[theora-dev] Parallel processing for Theora?

Sun Mar 21 07:04:08 PDT 2010

Id Kong wrote:
>> We've talked about it, but one of the problems is that the current API
>> is one-frame-in-one-frame-out, so it's not clear how to pass multiple

This is _a_ problem, certainly, but probably not a blocking one. I
wanted to see how well I could actually make within-frame parallelism
work with acceptable performance before deciding if it was necessary.
The real use-case for a parallel encoder is live streaming, since
otherwise you can just encode lots of different videos at once (and the
latter will always be more efficient if you actually have lots of videos
and don't care about latency).

>> There is some scope for multithreading the per-frame pipeline, but
>> that only scales to three or four threads.
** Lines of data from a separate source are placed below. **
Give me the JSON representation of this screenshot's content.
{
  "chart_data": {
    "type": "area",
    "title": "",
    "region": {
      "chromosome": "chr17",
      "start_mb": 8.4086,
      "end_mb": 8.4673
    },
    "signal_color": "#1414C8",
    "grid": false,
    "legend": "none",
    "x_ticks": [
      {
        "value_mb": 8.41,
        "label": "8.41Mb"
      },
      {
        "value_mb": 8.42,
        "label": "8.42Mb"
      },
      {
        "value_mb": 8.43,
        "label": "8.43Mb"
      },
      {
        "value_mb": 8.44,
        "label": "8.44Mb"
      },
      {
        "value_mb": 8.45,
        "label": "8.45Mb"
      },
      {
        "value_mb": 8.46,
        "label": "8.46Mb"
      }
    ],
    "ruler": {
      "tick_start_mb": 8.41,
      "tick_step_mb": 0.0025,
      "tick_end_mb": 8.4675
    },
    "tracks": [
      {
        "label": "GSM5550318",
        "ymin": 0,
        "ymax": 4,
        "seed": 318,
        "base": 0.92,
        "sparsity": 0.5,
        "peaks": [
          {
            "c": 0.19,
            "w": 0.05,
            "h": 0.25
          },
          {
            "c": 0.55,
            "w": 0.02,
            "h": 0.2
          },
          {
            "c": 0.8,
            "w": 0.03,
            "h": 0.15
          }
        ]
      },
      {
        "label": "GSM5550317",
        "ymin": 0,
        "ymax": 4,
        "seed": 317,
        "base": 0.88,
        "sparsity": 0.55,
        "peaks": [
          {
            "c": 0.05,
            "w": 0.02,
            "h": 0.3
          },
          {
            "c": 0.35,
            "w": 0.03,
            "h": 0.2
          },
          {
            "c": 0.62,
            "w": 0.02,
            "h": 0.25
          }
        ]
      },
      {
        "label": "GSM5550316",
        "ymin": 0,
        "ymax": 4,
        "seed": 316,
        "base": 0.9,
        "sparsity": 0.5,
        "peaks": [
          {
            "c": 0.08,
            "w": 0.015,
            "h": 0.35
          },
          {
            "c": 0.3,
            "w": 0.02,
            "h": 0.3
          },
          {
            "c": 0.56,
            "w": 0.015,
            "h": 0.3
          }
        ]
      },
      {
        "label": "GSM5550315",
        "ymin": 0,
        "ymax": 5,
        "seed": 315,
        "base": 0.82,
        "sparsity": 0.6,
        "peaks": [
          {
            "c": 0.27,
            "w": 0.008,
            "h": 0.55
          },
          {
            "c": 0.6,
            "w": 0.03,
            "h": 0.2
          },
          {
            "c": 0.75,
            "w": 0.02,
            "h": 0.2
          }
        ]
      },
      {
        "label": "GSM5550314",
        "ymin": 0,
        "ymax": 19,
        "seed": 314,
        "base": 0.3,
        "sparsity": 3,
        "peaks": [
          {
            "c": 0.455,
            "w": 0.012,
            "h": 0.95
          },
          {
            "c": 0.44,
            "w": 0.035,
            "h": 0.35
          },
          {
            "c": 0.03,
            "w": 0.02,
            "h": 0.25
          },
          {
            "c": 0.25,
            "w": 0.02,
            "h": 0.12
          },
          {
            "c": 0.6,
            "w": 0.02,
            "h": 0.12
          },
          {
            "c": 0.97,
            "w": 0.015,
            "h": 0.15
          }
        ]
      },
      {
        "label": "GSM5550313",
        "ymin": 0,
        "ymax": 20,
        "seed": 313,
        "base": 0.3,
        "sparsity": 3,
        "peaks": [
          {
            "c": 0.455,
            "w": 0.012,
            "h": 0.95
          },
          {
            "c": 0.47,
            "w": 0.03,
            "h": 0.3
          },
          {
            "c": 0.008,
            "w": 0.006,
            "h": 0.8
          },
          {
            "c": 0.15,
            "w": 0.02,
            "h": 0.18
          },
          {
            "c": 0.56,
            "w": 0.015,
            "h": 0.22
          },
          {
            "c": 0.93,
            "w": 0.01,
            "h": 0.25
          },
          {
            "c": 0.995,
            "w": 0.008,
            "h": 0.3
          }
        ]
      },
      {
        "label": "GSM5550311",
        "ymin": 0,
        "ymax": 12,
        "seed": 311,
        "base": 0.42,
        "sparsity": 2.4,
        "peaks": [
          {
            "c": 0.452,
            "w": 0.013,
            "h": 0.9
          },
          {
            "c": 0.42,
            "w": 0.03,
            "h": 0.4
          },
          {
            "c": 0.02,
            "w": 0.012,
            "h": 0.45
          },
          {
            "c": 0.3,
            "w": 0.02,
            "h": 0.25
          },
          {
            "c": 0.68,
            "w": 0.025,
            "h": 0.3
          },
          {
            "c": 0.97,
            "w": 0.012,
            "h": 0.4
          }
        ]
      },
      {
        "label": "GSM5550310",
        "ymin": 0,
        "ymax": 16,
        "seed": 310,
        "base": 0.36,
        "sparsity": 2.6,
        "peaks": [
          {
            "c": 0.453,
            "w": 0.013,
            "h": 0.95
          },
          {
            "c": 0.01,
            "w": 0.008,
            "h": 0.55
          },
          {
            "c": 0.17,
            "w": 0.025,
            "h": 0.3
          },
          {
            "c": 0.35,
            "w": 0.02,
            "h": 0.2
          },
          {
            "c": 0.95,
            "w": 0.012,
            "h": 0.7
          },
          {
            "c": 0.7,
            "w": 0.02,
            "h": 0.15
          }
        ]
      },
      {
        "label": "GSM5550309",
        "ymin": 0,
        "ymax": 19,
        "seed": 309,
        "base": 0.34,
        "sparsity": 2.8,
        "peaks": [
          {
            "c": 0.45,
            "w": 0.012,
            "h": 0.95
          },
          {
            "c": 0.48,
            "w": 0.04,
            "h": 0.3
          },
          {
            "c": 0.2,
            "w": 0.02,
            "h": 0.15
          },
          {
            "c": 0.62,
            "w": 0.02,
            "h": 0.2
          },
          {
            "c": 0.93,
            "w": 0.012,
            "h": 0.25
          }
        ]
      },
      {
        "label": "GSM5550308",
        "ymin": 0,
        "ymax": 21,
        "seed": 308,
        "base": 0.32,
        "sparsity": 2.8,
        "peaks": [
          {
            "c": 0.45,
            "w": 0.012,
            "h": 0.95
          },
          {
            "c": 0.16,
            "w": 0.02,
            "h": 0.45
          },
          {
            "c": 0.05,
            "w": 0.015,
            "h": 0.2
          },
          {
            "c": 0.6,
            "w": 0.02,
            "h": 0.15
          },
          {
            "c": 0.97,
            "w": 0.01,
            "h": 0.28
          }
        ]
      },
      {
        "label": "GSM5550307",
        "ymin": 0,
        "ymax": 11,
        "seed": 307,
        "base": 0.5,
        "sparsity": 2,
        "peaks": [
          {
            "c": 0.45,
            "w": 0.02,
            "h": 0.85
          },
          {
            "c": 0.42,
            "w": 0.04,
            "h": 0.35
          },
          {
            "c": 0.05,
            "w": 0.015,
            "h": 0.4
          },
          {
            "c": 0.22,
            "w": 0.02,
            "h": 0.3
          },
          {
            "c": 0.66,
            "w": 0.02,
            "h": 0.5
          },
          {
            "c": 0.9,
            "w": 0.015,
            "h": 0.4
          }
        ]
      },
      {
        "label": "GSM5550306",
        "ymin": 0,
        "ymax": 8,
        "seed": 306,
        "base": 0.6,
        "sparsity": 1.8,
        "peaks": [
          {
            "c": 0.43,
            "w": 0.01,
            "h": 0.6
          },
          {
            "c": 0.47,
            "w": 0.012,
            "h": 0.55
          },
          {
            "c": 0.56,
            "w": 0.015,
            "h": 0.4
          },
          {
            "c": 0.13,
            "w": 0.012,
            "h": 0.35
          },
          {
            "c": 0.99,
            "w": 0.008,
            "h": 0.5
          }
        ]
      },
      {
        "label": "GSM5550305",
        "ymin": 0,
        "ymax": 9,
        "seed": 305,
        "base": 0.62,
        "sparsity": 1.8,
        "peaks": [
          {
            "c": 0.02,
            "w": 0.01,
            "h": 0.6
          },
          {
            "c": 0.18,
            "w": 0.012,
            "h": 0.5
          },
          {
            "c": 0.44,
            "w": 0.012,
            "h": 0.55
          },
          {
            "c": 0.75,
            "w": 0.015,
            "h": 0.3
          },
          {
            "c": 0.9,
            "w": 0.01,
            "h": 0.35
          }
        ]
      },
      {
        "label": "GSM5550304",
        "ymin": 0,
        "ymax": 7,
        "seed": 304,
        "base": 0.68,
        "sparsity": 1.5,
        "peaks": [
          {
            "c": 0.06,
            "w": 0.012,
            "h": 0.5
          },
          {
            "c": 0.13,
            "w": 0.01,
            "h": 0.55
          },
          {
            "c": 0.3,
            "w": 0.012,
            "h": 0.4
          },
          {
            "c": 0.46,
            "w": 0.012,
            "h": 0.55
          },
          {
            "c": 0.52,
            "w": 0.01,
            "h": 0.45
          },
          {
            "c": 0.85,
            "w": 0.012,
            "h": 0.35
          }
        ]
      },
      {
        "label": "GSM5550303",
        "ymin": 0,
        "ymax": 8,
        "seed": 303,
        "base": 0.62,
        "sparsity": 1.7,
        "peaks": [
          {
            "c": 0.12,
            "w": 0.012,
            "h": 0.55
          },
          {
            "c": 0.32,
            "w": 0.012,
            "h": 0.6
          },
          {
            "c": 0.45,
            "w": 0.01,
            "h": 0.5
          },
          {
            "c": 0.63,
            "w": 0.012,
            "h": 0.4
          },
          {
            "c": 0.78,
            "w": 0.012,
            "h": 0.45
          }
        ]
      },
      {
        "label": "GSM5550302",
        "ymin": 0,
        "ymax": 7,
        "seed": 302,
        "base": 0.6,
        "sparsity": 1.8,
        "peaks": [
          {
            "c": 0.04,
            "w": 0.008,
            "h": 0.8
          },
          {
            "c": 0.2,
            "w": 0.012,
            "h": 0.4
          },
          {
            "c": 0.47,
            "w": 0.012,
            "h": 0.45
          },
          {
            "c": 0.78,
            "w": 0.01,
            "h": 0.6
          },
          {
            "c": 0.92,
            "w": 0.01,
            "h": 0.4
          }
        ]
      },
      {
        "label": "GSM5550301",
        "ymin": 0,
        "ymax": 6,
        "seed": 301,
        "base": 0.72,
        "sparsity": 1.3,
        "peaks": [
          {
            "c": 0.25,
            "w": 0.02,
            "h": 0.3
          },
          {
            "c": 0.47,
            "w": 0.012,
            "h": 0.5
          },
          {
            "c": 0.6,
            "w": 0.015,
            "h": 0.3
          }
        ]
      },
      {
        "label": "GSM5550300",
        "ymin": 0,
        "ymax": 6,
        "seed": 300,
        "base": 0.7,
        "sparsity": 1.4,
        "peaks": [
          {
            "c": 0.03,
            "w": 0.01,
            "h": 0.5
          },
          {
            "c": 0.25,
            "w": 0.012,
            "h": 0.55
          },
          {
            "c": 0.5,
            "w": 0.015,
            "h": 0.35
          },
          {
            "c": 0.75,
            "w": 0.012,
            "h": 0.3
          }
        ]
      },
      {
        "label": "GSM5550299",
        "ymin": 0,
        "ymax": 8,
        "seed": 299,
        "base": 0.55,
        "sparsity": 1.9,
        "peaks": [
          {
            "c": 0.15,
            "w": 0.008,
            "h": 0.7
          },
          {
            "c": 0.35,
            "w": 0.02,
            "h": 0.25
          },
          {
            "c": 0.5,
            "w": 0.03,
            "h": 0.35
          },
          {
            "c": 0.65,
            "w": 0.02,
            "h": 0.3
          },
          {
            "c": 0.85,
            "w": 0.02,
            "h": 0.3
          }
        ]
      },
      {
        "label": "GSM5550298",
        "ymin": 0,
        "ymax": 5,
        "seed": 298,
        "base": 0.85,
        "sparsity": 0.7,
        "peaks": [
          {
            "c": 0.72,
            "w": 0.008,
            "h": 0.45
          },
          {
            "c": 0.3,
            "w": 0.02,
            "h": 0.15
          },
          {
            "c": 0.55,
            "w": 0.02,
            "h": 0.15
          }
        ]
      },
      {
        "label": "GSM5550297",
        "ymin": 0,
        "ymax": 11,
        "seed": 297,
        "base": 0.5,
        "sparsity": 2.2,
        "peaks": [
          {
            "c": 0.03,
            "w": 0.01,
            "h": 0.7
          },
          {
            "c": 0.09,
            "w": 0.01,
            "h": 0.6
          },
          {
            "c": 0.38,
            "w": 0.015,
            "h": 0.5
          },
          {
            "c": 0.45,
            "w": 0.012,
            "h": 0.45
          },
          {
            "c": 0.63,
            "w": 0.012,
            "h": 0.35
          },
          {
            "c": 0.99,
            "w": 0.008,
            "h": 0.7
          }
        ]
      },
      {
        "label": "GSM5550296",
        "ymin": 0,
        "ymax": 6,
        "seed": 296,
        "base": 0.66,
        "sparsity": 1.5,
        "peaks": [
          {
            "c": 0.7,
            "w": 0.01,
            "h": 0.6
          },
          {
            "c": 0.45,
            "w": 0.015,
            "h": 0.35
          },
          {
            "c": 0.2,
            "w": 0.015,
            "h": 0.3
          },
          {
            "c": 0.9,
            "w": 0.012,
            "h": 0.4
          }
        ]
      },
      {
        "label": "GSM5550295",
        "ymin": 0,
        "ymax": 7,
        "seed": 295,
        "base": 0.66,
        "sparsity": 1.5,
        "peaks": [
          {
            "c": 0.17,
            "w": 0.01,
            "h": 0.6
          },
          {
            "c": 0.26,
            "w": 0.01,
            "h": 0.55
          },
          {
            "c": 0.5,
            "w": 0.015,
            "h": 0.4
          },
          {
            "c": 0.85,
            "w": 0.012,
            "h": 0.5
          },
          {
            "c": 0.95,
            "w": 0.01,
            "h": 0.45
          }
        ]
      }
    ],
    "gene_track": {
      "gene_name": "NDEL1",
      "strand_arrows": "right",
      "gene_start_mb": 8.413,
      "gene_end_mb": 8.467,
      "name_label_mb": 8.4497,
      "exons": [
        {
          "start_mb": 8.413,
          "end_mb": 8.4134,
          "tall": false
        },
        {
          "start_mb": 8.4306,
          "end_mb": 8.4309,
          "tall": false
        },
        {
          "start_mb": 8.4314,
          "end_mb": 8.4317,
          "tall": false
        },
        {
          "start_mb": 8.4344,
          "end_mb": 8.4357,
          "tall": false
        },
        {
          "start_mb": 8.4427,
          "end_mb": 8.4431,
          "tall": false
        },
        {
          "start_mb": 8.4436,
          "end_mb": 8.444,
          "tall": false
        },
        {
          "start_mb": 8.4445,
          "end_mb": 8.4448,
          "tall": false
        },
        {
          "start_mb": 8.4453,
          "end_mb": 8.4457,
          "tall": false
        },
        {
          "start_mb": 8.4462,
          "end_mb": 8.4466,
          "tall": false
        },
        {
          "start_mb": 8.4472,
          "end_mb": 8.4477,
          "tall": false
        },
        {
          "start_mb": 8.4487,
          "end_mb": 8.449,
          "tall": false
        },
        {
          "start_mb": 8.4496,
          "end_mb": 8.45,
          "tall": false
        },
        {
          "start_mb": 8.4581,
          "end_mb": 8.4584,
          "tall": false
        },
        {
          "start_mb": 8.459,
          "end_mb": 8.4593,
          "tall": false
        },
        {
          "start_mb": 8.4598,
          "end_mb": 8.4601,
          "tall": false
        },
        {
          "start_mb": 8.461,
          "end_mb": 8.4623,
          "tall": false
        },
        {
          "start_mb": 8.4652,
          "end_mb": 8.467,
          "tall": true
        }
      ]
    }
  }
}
The work I had in the pipeline was for parallel _decoding_ first,
because this is considerably easier. If it works out, parallel encoding
can be done within the same framework. The design work for this is
already done, and I had started on the implementation, but it got put
down as priorities changed and will probably not get picked up again
before the 1.2 release.

It's unclear how well it will scale. Years ago we did a (very simple)
parallel decoder that only partitioned things by color plane, and the
speed-up was disappointing. There was also a GSoC project that attempted
to improve on this, but it was not successfully completed. In theory you
could have a separate thread for every MCU (64 pixels of height for
4:2:0, 32 pixels for 4:2:2 and 4:4:4). However, within-frame parallelism
is fairly fine-grained, and the overhead of a standard mutex-based
library like pthreads is pretty enormous for this kind of thing. People
have reported getting speed-ups on FFT workloads as small as 10,000
cycles with lock-free algorithms (by comparison, a single pthread mutex
acquisition could take thousands of cycles by itself), but they made
very specific assumptions about architecture, cache line size, etc.

In short, this requires some non-trivial engineering to get it to work
well, and for the moment my priorities are still on improving encoder
quality before worrying about encoder speed. If there are qualified
people out there willing to work on this, I'd be happy to explain the
details of what needs to be done.